Роберт Ротенберг - Старая ратуша
— Двадцать лет. Вам стоит попробовать интенсивную йогу. Мужчинам нравится.
— Мы отключили лифты, — сказал Грин. — Приношу свои извинения зато, что вам пришлось спускаться по лестнице.
— Я никогда не пользуюсь лифтом, — кокетливо хихикнула Уингейт. — Двенадцать этажей вверх и вниз. Мой инструктор по йоге говорит, что у меня самые упругие мышцы, которые ему доводилось видеть у восьмидесятитрехлетней.
Грин позвонил диспетчеру. Он знал, что на верхнем этаже лишь две квартиры.
— Вы ничего не заметили на двенадцатом этаже прошлым вечером или сегодня утром? — поинтересовался он.
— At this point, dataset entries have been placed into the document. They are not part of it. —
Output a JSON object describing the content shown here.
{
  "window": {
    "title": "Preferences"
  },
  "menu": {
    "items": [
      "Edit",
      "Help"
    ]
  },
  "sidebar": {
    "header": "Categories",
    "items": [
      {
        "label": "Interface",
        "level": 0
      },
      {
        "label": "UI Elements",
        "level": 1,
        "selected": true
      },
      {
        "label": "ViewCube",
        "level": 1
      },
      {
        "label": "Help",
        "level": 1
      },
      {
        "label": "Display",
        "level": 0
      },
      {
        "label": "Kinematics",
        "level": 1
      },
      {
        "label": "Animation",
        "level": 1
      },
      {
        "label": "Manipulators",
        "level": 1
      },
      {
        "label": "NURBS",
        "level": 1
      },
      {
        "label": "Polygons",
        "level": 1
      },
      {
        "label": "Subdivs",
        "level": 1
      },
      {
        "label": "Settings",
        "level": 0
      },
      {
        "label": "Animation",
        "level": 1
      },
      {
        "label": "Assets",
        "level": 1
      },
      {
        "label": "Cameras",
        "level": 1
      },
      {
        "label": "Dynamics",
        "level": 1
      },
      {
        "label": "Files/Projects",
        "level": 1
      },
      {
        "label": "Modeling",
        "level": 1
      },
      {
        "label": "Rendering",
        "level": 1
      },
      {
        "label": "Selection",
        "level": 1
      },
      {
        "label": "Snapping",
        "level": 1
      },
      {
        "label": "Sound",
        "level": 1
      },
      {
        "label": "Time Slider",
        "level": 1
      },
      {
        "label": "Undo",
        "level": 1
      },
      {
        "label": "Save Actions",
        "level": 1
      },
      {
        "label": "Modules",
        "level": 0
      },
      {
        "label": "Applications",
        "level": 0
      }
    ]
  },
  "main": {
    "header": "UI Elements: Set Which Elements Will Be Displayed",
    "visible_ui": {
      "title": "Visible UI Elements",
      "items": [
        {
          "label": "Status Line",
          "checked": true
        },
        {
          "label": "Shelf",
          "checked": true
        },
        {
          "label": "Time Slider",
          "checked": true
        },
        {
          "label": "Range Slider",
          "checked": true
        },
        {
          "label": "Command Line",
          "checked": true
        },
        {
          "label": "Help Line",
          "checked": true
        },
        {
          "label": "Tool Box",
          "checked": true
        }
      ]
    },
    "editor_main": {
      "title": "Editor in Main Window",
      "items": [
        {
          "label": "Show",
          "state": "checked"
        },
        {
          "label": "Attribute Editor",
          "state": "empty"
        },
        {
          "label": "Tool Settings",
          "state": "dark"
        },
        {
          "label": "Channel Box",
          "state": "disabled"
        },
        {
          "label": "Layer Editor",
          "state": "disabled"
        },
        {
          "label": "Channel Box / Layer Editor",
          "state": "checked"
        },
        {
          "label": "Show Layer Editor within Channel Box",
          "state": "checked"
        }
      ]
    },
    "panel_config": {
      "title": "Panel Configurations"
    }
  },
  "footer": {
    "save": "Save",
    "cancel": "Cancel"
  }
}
— Конечно, — не моргнув глазом ответила женщина.
— И что же?
— Свою газету. Я беспокоюсь за мистера Сингха — работает без устали каждый божий день.
— Больше ничего?
— Нет. Умоляю, мне надо бежать.
— Давайте договоримся, — предложил Грин. — Я выпущу вас из здания, чтобы вы успели на занятие, если вы позволите мне заскочить к вам завтра утром и задать несколько вопросов.
Она быстро взглянула на часы, весьма стильные, марки «Свотч».
— В таком случае вам предстоит отведать моего рождественского печенья. — Она наградила его обворожительной улыбкой.
— В какое время — до шести?
— Приходите в восемь. У меня только по понедельникам занятия рано утром. Благодарю. — Женщина положила руку ему на плечо, словно в вальсе, и проскользнула мимо. Безупречная осанка.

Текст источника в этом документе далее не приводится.